2010 sera-t-elle une nouvelle chance pour le changement démocratique ?

Quel mal a frappé l’opposition démocratique algérienne pour rester en l’état près de 60 ans d’indépendance ? Autrement dit, pourquoi a-t-elle toujours été foulée aux pieds par les différents gouvernements et boudée par les populations au point qu’elle est devenue un élément négligeable dans les annales de la politique algérienne ? Une sorte de coquille vide qu’on exhibe pour anesthésier l’opinion et permettre la pérennité du pouvoir qu’elle est censée contrôler, voire sanctionner. Qui du peuple ou des leaders de cette opposition sont imputables de ses échecs successifs ? Qui du peuple ou des leaders peuvent être blâmés pour immaturité politique ? On a vite envie de disculper le peuple, sachant que de nombreux pays doivent leur émancipation à un leader politique avec une vision claire et un engagement communicatif.

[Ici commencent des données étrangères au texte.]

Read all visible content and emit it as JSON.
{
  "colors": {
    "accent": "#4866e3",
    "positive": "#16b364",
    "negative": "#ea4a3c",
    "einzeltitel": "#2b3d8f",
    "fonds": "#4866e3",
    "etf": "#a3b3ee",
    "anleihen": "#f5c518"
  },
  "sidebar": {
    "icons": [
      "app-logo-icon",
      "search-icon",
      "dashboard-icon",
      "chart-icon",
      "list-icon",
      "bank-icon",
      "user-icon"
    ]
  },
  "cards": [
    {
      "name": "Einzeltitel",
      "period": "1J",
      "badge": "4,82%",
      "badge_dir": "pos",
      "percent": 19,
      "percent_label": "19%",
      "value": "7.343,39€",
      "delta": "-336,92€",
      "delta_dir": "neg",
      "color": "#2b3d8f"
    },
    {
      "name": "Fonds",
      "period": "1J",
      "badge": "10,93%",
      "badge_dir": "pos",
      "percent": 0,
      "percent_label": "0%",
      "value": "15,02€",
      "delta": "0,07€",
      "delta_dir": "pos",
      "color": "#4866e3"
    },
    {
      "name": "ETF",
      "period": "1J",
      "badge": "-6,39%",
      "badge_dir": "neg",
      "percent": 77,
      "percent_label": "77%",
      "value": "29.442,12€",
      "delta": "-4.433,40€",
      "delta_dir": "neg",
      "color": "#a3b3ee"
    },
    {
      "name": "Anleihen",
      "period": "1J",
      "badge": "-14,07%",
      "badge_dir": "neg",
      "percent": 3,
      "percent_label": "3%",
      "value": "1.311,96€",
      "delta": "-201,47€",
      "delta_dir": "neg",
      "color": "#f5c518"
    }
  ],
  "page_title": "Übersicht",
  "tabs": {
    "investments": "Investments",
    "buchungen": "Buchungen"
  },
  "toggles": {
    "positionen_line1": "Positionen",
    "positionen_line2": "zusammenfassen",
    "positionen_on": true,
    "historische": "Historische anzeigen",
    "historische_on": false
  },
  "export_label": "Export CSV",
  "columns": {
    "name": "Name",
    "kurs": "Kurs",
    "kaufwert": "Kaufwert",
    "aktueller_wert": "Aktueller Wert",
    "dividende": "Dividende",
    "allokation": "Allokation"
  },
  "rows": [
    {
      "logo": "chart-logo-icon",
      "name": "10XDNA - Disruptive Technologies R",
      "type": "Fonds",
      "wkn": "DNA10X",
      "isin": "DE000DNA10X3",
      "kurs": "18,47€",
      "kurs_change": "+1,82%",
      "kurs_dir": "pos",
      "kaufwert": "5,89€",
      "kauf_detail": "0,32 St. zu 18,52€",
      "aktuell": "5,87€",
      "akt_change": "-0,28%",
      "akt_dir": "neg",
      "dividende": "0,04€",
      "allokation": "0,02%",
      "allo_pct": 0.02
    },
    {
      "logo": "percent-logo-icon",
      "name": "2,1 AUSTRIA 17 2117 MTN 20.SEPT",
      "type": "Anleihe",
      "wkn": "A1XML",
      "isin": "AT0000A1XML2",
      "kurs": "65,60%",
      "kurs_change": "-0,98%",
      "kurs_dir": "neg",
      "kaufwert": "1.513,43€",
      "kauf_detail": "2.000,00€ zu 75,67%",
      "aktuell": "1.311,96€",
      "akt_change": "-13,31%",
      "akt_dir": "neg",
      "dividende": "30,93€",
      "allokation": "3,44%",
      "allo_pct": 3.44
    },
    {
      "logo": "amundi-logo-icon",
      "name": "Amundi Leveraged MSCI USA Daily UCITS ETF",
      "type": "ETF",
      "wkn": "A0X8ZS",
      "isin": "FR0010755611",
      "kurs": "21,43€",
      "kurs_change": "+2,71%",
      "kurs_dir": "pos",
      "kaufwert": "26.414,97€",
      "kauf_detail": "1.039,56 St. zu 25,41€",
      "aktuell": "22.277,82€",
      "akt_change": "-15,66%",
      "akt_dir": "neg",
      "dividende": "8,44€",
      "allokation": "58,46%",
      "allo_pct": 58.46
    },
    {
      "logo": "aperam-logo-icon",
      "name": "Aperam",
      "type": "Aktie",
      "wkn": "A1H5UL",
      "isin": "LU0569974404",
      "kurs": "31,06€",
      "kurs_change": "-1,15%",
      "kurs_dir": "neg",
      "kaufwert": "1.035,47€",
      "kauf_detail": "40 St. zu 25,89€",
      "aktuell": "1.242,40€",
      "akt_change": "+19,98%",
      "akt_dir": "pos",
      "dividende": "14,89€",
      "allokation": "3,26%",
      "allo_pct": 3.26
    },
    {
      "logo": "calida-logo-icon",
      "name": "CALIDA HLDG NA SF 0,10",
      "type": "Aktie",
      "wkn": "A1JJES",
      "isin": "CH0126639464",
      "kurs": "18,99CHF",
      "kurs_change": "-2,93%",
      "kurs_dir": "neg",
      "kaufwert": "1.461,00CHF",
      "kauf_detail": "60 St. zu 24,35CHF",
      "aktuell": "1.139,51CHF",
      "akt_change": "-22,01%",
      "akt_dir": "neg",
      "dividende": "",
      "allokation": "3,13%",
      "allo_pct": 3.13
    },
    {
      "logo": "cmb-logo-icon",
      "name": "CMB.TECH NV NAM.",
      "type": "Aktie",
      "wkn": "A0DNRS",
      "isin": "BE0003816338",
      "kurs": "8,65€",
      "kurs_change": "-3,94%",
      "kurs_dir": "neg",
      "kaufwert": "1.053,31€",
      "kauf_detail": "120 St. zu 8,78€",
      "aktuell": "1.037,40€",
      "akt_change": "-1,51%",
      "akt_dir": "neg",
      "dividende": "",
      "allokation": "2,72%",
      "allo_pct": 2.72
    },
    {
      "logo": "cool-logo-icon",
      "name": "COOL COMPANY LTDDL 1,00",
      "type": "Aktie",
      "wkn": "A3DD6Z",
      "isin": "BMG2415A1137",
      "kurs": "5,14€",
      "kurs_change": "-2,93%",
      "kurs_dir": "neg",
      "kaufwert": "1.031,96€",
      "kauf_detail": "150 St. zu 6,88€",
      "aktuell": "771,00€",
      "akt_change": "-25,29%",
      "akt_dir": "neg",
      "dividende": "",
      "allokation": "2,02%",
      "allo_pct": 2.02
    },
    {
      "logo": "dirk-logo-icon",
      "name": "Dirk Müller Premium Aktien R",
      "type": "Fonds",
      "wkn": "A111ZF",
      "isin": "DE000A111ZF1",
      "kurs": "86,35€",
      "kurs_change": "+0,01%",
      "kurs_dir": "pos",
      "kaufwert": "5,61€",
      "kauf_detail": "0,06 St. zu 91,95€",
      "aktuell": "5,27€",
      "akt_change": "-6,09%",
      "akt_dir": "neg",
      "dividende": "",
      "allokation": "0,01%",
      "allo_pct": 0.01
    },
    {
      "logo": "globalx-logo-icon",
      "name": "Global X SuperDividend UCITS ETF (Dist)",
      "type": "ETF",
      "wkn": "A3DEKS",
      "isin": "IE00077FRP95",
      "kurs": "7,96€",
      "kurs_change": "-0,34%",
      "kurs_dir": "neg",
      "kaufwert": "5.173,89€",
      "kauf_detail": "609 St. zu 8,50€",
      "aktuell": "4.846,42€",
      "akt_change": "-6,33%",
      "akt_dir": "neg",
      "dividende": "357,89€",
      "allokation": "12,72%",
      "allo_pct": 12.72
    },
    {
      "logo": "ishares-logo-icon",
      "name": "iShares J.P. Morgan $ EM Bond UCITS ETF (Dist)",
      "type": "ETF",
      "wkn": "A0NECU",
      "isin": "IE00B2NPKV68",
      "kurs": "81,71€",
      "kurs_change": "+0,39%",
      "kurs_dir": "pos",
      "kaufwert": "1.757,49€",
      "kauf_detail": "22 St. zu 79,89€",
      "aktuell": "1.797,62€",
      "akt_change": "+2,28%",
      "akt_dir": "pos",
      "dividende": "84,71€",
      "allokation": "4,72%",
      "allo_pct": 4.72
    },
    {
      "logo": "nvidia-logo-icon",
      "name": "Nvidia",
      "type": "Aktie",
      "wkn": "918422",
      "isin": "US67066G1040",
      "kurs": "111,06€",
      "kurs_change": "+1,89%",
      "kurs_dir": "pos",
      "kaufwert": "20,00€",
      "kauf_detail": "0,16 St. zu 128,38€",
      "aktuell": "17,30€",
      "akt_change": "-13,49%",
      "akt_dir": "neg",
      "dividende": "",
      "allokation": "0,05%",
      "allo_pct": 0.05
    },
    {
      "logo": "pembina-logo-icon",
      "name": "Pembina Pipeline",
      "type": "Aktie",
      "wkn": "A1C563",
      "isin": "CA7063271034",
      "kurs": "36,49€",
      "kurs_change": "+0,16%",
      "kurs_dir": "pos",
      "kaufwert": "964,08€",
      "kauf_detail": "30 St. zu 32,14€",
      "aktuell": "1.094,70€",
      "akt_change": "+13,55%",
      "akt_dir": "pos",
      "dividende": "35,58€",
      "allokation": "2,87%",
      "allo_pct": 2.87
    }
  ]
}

Chaque peuple recèle en lui des graines de ces visionnaires exemplaires. Et l’Algérie n’est pas en reste. Des noms illustres ont marqué le parcours de la contestation et symbolisé l’opposition au pouvoir en place. Mais leur actions, souvent confinées dans des sphères élitistes, n’ont pas eu l’impact nécessaire pour leur valoir l’adhésion du peuple. Et c’est cette incapacité à rejoindre le plus grand nombre d’Algériens qui les a disqualifiés tout en permettant leur marginalisation par un pouvoir de plus en plus despotique mais qui, paradoxalement, trouve ses appuis et puise ses forces dans ce peuple qu’il méprise et opprime depuis des décennies.

Quel langage et quel message ?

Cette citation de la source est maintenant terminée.